Aux termes du droit international et des normes internationales, les personnes accusées d’infractions pénales ont le droit d’interroger ou de faire interroger les témoins à charge. Certaines restrictions de ce droit sont admissibles si le témoin en question est particulièrement vulnérable, par exemple dans le cas d’un enfant. Cependant, toute restriction doit être jugée objectivement nécessaire par un tribunal, être proportionnée et respecter les droits de l’accusé et les conditions d’un procès équitable. Étant donné le caractère irréversible de la peine capitale, les procédures dans les affaires où elle peut être prononcée doivent être rigoureusement conformes à toutes les normes internationales garantissant le droit à un procès équitable et appliquer strictement les critères les plus exigeants en matière de collecte et d’évaluation des preuves.

Toutes les études menées sur le sujet ont démontré que l’origine ethnique, en particulier celle des victimes, joue un rôle dans l’application de la peine de mort. En 2015, par exemple, le juge Stephen Breyer de la Cour suprême des États-Unis a fait remarquer que, selon plusieurs études, les personnes accusées d’avoir tué des victimes blanches étaient plus susceptibles d’être condamnées à mort que celles accusées d’avoir ôté la vie à des victimes noires ou membres d’autres minorités. Aux États-Unis, il y a à peu près autant de Noirs que de Blancs parmi les victimes de meurtre (ce qui signifie que les personnes noires, qui ne représentent qu’environ 13 % de la population, sont touchées de manière disproportionnée). Pourtant, dans l’ensemble du pays, 78 % des personnes exécutées depuis 1977 ont été condamnées pour des crimes dont les victimes étaient blanches. En Arkansas, cette proportion s’élève à 89 %.
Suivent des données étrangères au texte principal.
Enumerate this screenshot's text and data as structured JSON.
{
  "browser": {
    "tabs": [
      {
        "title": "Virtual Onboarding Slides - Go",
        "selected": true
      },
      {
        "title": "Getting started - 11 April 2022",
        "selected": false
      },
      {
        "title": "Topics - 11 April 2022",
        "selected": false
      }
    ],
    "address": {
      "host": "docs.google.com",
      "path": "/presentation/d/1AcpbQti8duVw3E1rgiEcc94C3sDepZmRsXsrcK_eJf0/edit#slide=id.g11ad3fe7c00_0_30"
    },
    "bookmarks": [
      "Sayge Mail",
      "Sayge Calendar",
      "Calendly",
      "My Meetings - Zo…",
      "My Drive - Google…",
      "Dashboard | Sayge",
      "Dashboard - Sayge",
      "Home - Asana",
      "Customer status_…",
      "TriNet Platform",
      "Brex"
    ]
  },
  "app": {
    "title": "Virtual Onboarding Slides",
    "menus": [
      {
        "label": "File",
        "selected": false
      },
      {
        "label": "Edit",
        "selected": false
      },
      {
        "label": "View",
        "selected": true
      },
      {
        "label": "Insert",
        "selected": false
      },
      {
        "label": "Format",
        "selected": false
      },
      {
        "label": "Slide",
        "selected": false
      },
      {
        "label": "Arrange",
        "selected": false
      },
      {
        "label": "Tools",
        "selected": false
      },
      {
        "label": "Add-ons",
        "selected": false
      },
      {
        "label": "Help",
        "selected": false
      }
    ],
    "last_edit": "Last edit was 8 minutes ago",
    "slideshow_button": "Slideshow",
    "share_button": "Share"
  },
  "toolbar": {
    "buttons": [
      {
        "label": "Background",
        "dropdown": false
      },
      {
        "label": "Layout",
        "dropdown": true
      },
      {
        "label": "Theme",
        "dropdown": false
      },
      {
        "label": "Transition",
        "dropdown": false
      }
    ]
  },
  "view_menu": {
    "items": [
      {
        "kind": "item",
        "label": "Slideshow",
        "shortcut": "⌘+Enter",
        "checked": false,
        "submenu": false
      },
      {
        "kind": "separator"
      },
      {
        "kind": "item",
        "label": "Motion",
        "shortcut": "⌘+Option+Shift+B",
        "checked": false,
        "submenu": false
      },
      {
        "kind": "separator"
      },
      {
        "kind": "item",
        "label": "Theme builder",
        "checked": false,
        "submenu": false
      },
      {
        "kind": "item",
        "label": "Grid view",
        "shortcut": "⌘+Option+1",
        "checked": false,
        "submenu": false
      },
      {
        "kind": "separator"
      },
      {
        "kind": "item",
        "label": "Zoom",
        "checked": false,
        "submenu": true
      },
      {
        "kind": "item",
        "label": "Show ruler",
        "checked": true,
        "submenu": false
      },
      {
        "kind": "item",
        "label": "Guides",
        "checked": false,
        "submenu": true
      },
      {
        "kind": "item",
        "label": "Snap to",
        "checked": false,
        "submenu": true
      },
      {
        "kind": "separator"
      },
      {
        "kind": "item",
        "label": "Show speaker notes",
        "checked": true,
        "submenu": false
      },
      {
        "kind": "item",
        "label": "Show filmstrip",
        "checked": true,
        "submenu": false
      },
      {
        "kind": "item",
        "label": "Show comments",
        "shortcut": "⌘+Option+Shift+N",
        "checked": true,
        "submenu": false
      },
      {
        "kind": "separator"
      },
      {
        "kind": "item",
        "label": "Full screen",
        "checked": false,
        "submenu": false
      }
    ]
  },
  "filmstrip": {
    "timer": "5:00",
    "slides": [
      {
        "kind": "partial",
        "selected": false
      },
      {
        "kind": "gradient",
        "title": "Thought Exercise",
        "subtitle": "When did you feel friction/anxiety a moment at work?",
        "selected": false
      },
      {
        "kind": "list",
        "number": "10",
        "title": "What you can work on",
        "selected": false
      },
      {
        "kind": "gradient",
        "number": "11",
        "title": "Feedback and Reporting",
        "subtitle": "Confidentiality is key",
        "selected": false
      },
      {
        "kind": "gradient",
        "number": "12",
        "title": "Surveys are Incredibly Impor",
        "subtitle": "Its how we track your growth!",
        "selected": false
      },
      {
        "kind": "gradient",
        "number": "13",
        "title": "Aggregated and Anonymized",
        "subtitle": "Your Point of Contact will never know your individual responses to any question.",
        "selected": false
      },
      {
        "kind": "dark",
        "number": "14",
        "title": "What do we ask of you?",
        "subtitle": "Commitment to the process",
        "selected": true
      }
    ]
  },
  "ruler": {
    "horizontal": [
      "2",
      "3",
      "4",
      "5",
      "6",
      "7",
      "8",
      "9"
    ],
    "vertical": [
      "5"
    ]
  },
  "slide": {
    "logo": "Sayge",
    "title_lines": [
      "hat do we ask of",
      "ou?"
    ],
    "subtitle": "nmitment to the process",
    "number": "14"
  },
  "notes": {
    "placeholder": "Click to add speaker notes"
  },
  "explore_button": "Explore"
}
Comme de nombreux autres États, l’Arkansas rencontre des difficultés pour se procurer les produits chimiques nécessaires aux exécutions par injection létale et pour appliquer des protocoles respectant, selon les juges, les critères de conformité à la Constitution. Le 23 juin 2016, la cour suprême de l’Arkansas a validé la méthode d’exécution par injection de trois substances, selon laquelle les autorités pénitentiaires choisissent soit un barbiturique soit le midazolam comme sédatif, puis utilisent du bromure de vecuronium comme agent paralysant, et enfin du chlorure de potassium pour provoquer un arrêt cardiaque entraînant la mort. À la suite du refus de la Cour suprême fédérale d’intervenir en février 2017, le gouverneur Hutchinson a fixé des dates d’exécution pour les huit hommes au nom desquels le recours judiciaire contre le protocole d’injection létale avait été déposé : Don Davis et Bruce Ward doivent être exécutés le 17 avril ; Ledelle Lee et Stacey Johnson, le 20 avril ; Marcel Williams et Jack Jones, le 24 avril ; et Jason McGehee et Kenneth Williams, le 27 avril (voir https://www.amnesty.org/fr/documents/amr51/5816/2017/fr/).

Six exécutions ont déjà eu lieu cette année aux États-Unis, ce qui porte à 1 448 le nombre de personnes auxquelles les autorités de ce pays ont ôté la vie depuis la reprise de cette pratique en 1977, après l’approbation de la nouvelle législation relative à la peine capitale par la Cour suprême fédérale en 1976. La dernière exécution recensée en Arkansas – la 27e depuis 1977 dans cet État – a eu lieu en 2005. Amnesty International s’oppose catégoriquement à la peine de mort, en toutes circonstances et dans tous les pays. À l’heure actuelle, quelque 141 pays sont abolitionnistes en droit ou dans la pratique.